Islam sangat menekankan pentingnya menyimpan kebersihan kemudian kesehatan. Memotong kuku merupakan fitrah dari manusia yang tersebut harus dijaga kebersihannya.
Dalam sebuah hadis, Rasulullah SAW bersabda, "Lima perkara diantaranya fitrah: mencukur bulu kemaluan, berkhitan, memotong kumis, mencabut bulu ketiak, kemudian memotong kuku" (HR. Muslim)
Kuku yang digunakan panjang dapat berubah jadi tempat sumber kotoran juga bakteri yang mana dapat menyebabkan bervariasi penyakit. Oleh sebab itu, memotong kuku secara rutin, teristimewa pada hari Jumat, dianjurkan untuk mempertahankan kebersihan diri.
Kebiasaan sunnah Rasulullah
Memotong kuku pada hari Hari Jumat adalah salah satu kebiasaan sunnah Rasulullah SAW. Dalam Islam, hari hari terakhir pekan dianggap sebagai waktu yang digunakan penuh berkah, sehingga memotong kuku pada hari Hari Jumat termasuk amalan sunnah.
Dalam hadist riwayat Muslim, Rasulullah SAW bersabda "Barangsiapa yang tersebut mencukur bulu ketiak, memotong kuku, kemudian mencabut bulu kumis pada hari Jumat, maka beliau telah dilakukan melaksanakan sunnah yang dimaksud dianjurkan, juga siapa yang dimaksud mandi pada hari Jumat, maka itu seperti mandi besar."
Selain itu, Imam Nawawi rahimahullah juga mengatakan, “Imam Syafii dan juga para ulama mazhab Syafiiyah rahimahumullah menegaskan dianjurkannya memotong kuku kemudian mencukur rambut-rambut di dalam badan (kumis dan juga bulu kemaluan) pada hari Jumat.” (Al-Majmu’ Syarh Al-Muhadzdzab, 1:287).
“Nabi Muhammad SAW terbiasa memotong kuku kemudian kumis beliau pada hari Jumat, sebelum berangkat shalat Jumat.” (HR. Al Baihaqi)
Umat muslim juga dianjurkan untuk tampil rapih juga bersih ketika melaksanakan ibadah sholat, khususnya sholat Jumat. Memotong kuku sebelum melaksanakan sholat hari terakhir pekan merupakan upaya untuk menyambut hari istimewa dengan penampilan yang digunakan terbaik.
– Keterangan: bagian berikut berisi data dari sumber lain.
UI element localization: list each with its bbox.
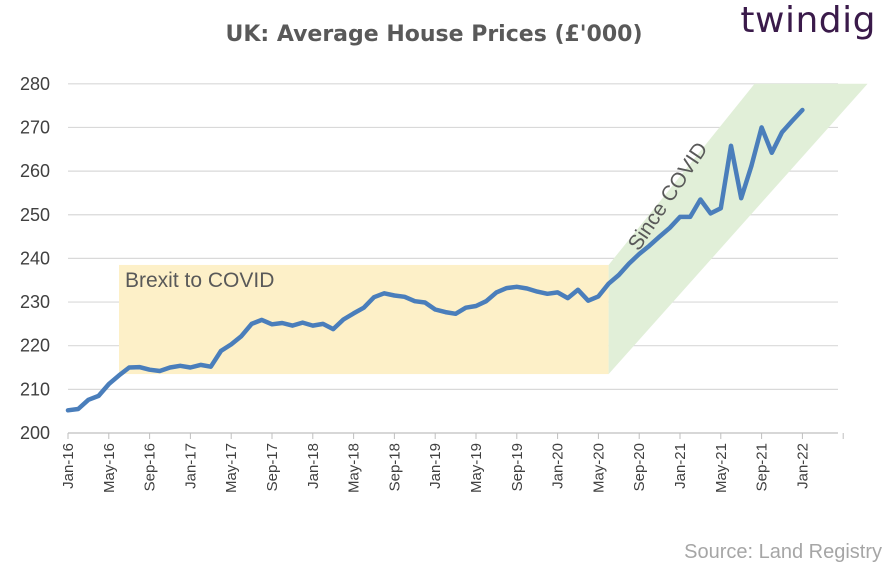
- chart-title: UK: Average House Prices (£'000): [225, 22, 643, 47]
- y-tick-label: 250: [20, 205, 50, 225]
- house-price-line: [65, 107, 805, 413]
- source-note: Source: Land Registry: [684, 541, 882, 563]
- y-tick-label: 270: [20, 117, 50, 137]
- x-tick-label: Jan-21: [672, 443, 689, 489]
- x-tick-label: Jan-19: [427, 443, 444, 489]
- axes: [67, 432, 844, 439]
- y-tick-label: 200: [20, 423, 50, 443]
- x-tick-label: May-17: [223, 443, 240, 493]
- x-tick-label: Sep-21: [754, 443, 771, 491]
- since-covid-band: [608, 83, 868, 375]
- x-tick-label: Sep-19: [509, 443, 526, 491]
- x-tick-label: Jan-22: [794, 443, 811, 489]
- y-tick-label: 210: [20, 379, 50, 399]
- x-tick-label: Sep-20: [631, 443, 648, 491]
- y-tick-label: 240: [20, 248, 50, 268]
- x-tick-label: May-18: [346, 443, 363, 493]
- x-tick-label: Sep-17: [264, 443, 281, 491]
- x-tick-label: May-16: [101, 443, 118, 493]
- x-tick-label: May-19: [468, 443, 485, 493]
- x-tick-label: Sep-18: [386, 443, 403, 491]
- y-tick-label: 220: [20, 336, 50, 356]
- x-tick-label: Sep-16: [142, 443, 159, 491]
- x-tick-label: Jan-17: [182, 443, 199, 489]
- x-tick-label: May-20: [590, 443, 607, 493]
- series-line-layer: [65, 107, 805, 413]
- y-tick-label: 230: [20, 292, 50, 312]
- x-tick-label: Jan-16: [60, 443, 77, 489]
- x-tick-label: May-21: [713, 443, 730, 493]
- x-tick-label: Jan-20: [550, 443, 567, 489]
- y-tick-label: 260: [20, 161, 50, 181]
- y-tick-label: 280: [20, 74, 50, 94]
- brexit-to-covid-box: [119, 264, 609, 375]
- brexit-to-covid-label: Brexit to COVID: [125, 269, 274, 292]
- x-tick-label: Jan-18: [305, 443, 322, 489]
- y-tick-labels: 200 210 220 230 240 250 260 270 280: [20, 74, 50, 443]
- annotation-shading: [119, 83, 868, 375]
- x-tick-labels: Jan-16 May-16 Sep-16 Jan-17 May-17 Sep-17 Jan-…: [60, 443, 811, 493]
- twindig-logo: twindig: [740, 0, 876, 41]
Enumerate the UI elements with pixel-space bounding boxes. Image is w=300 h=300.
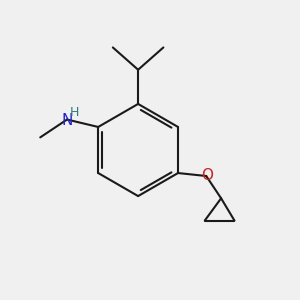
Text: N: N	[61, 112, 73, 128]
Text: O: O	[201, 168, 213, 183]
Text: H: H	[70, 106, 80, 119]
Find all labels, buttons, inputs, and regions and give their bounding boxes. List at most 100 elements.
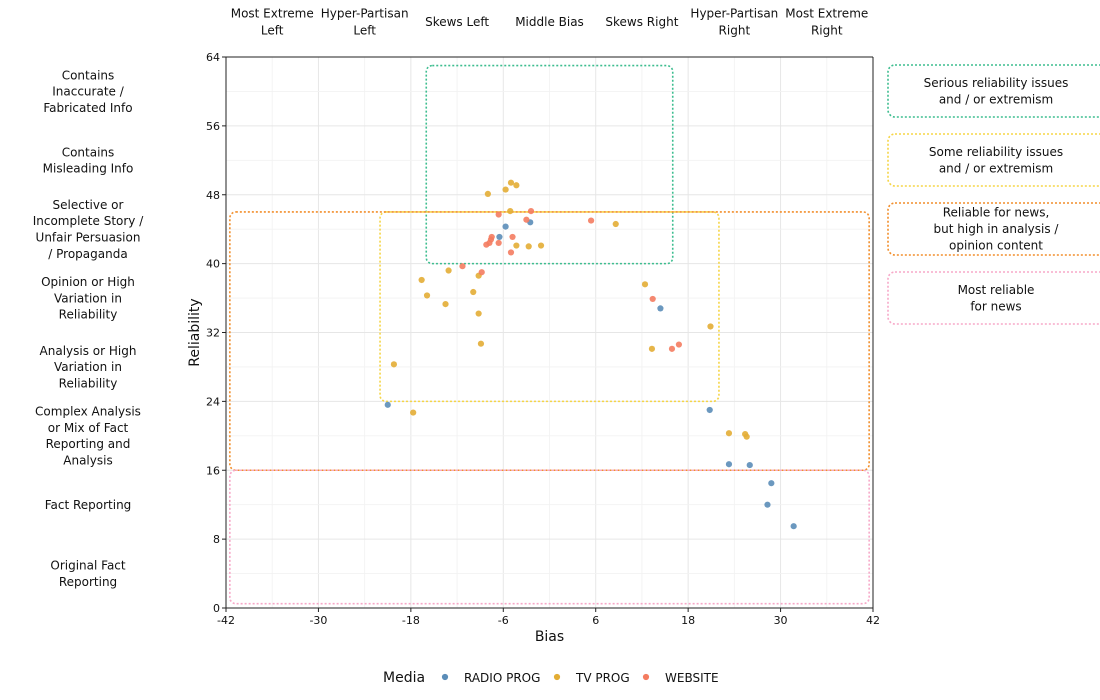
region-box (379, 211, 720, 403)
bias-category-label: Skews Right (605, 15, 678, 29)
data-point (410, 409, 417, 416)
reliability-category-label: Selective or Incomplete Story / Unfair Per… (33, 198, 145, 261)
data-point (483, 241, 490, 248)
x-tick-label: 42 (866, 614, 880, 627)
data-point (477, 340, 485, 347)
reliability-category-label: Complex Analysis or Mix of Fact Reporting … (35, 405, 141, 468)
data-point (502, 186, 509, 193)
data-point (513, 242, 520, 249)
region-legend-box (887, 64, 1100, 118)
reliability-category-label: Original Fact Reporting (50, 559, 126, 589)
data-point (502, 223, 509, 230)
x-axis-label: Bias (535, 629, 564, 645)
legend-label: RADIO PROG (464, 671, 540, 685)
region-legend-box (887, 133, 1100, 187)
bias-category-label: Most Extreme Left (231, 7, 314, 38)
data-point (507, 179, 515, 186)
bias-category-label: Most Extreme Right (785, 7, 868, 38)
data-point (649, 295, 656, 303)
y-tick-label: 0 (213, 602, 220, 615)
bias-category-label: Skews Left (425, 15, 489, 29)
legend: Media RADIO PROG TV PROG WEBSITE (383, 670, 719, 686)
axes: -42 -30 -18 -6 6 18 30 42 0 8 16 24 32 40 48 56 64 Bias Re… (187, 51, 880, 645)
data-point (675, 341, 683, 348)
data-point (668, 345, 676, 352)
region-legend-label: Some reliability issues and / or extremis… (929, 145, 1063, 176)
bias-category-label: Middle Bias (515, 15, 584, 29)
region-legend-box (887, 202, 1100, 256)
data-point (459, 263, 466, 270)
legend-marker (642, 673, 650, 681)
x-tick-label: -18 (402, 614, 420, 627)
data-point (507, 249, 515, 256)
y-tick-label: 40 (206, 258, 220, 271)
data-point (743, 433, 750, 440)
legend-label: WEBSITE (665, 671, 719, 685)
data-point (423, 292, 431, 299)
region-box (425, 64, 674, 265)
data-point (657, 305, 664, 312)
data-point (537, 242, 545, 249)
y-tick-label: 24 (206, 395, 220, 408)
reliability-category-label: Fact Reporting (45, 498, 132, 512)
data-point (470, 288, 477, 296)
y-tick-label: 32 (206, 327, 220, 340)
data-point (496, 233, 503, 241)
data-point (612, 220, 619, 228)
data-point (478, 269, 485, 276)
legend-marker (441, 673, 449, 681)
reliability-category-label: Opinion or High Variation in Reliability (41, 275, 135, 322)
data-point (725, 461, 733, 468)
grid-lines (225, 56, 874, 609)
bias-category-label: Hyper-Partisan Right (690, 7, 778, 38)
data-point (525, 243, 532, 250)
y-axis-label: Reliability (187, 298, 203, 366)
data-point (442, 300, 449, 308)
data-point (706, 406, 713, 414)
y-tick-label: 48 (206, 189, 220, 202)
data-points (384, 179, 797, 530)
bias-category-label: Hyper-Partisan Left (321, 7, 409, 38)
data-point (523, 216, 530, 223)
y-tick-label: 56 (206, 120, 220, 133)
region-legend-label: Reliable for news, but high in analysis /… (934, 206, 1060, 253)
data-point (495, 239, 502, 247)
data-point (509, 233, 516, 241)
region-legend-label: Most reliable for news (958, 283, 1035, 314)
data-point (768, 480, 775, 487)
y-tick-label: 8 (213, 533, 220, 546)
data-point (495, 211, 502, 218)
x-tick-label: -30 (309, 614, 327, 627)
data-point (746, 461, 753, 469)
reliability-regions: Serious reliability issues and / or extre… (229, 64, 1100, 605)
reliability-category-label: Analysis or High Variation in Reliability (40, 344, 137, 391)
data-point (475, 310, 482, 317)
data-point (725, 430, 733, 437)
data-point (507, 208, 514, 215)
x-tick-label: 6 (592, 614, 599, 627)
region-legend-label: Serious reliability issues and / or extre… (924, 76, 1069, 107)
data-point (390, 361, 398, 368)
data-point (384, 401, 391, 408)
data-point (790, 523, 797, 530)
reliability-category-label: Contains Inaccurate / Fabricated Info (43, 68, 132, 115)
x-tick-label: -6 (498, 614, 509, 627)
region-box (229, 469, 870, 605)
data-point (587, 217, 595, 224)
x-tick-label: 18 (681, 614, 695, 627)
data-point (527, 208, 535, 215)
legend-marker (553, 673, 561, 681)
data-point (445, 267, 452, 274)
x-tick-label: -42 (217, 614, 235, 627)
data-point (418, 276, 425, 284)
data-point (641, 281, 649, 288)
data-point (764, 501, 771, 508)
data-point (648, 345, 656, 352)
legend-title: Media (383, 670, 425, 686)
x-tick-label: 30 (774, 614, 788, 627)
reliability-category-label: Contains Misleading Info (43, 145, 134, 175)
data-point (513, 182, 520, 189)
data-point (484, 190, 491, 197)
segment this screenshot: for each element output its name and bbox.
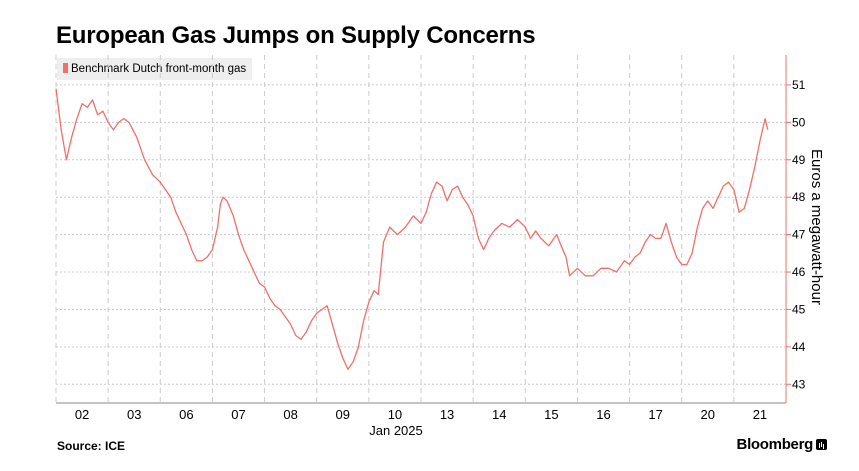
- y-tick-label: 51: [792, 78, 806, 92]
- legend: Benchmark Dutch front-month gas: [57, 58, 253, 80]
- x-tick-label: 09: [336, 407, 350, 422]
- x-tick-label: 21: [753, 407, 767, 422]
- series-line-dutch-gas: [55, 88, 769, 370]
- x-tick-label: 15: [544, 407, 558, 422]
- y-tick-label: 46: [792, 265, 806, 279]
- x-tick-label: 06: [179, 407, 193, 422]
- source-note: Source: ICE: [57, 439, 126, 453]
- x-axis-month-label: Jan 2025: [369, 423, 423, 438]
- x-tick-label: 03: [127, 407, 141, 422]
- x-tick-label: 17: [648, 407, 662, 422]
- y-axis-label: Euros a megawatt-hour: [808, 149, 825, 305]
- y-tick-label: 48: [792, 190, 806, 204]
- x-tick-label: 16: [596, 407, 610, 422]
- x-tick-label: 07: [231, 407, 245, 422]
- x-tick-label: 13: [440, 407, 454, 422]
- legend-label: Benchmark Dutch front-month gas: [71, 63, 247, 75]
- bloomberg-logo: Bloomberg: [737, 436, 827, 453]
- y-tick-label: 47: [792, 228, 806, 242]
- y-tick-label: 50: [792, 115, 806, 129]
- brand-name: Bloomberg: [736, 436, 814, 453]
- y-tick-label: 44: [792, 340, 806, 354]
- y-tick-label: 49: [792, 153, 806, 167]
- y-tick-label: 45: [792, 302, 806, 316]
- x-tick-label: 08: [283, 407, 297, 422]
- x-tick-label: 14: [492, 407, 506, 422]
- chart-title: European Gas Jumps on Supply Concerns: [56, 22, 536, 49]
- legend-swatch: [63, 63, 68, 73]
- x-tick-label: 02: [75, 407, 89, 422]
- terminal-icon: [816, 439, 827, 450]
- x-tick-label: 20: [701, 407, 715, 422]
- y-tick-label: 43: [792, 377, 806, 391]
- x-tick-label: 10: [388, 407, 402, 422]
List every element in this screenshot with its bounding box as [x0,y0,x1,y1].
Hal ini juga rutin dikerjakan oleh Rasulullah SAW saat hendak bersiap pergi sholat Jumat. Telah dijelaskan dalam hadits riwayat Ath-Thabrani yakni "Sesungguhnya Rasulullah SAW biasa memotong kuku kemudian mencukur kumis pada hari Jumat, sebelum beliau berangkat salat”.
Maka dapat disimpulkan, potong kuku dianjurkan pada hari Hari Jumat dikarenakan mengikuti kebiasaan Rasullullah yang mana satu di antaranya sunnah kemudian hari Hari Jumat merupakan hari istimewa pada melakukan amalan sunnah.
Sehingga sangat dianjurkan untuk membersihkan tubuh, teristimewa potong kuku, pada hari hari terakhir pekan lalu di mana hendak melakukan ibadah sholat, khususnya sholat Jumat.
Namun selain hari Jumat, terdapat hari lain yang tersebut dianjurkan untuk memotong kuku yakni Kamis lalu Senin. Sebagaimana dijelaskan pada kitab Hasyiyatul Jamal yang ditulis oleh Sulaiman Al-Jamal sebagai berikut.
“Disunahkan mencuci ujung-ujung jari setelahnya dipotong kukunya sebab ada yang mana mengungkapkan bahwa menggaruk-garuk sebelum dicuci akan menyebabkan penyakit kusta. Yang utama memotong kuku direalisasikan pada hari Jumat, Kamis atau Senin,” (Sulaiman Al-Jamal, Hasyiyatul Jamal, Beirut-Dar al-Fikr, juz III, halaman 361).
Artikel ini disadur dari Kenapa potong kuku dianjurkan hari Jumat?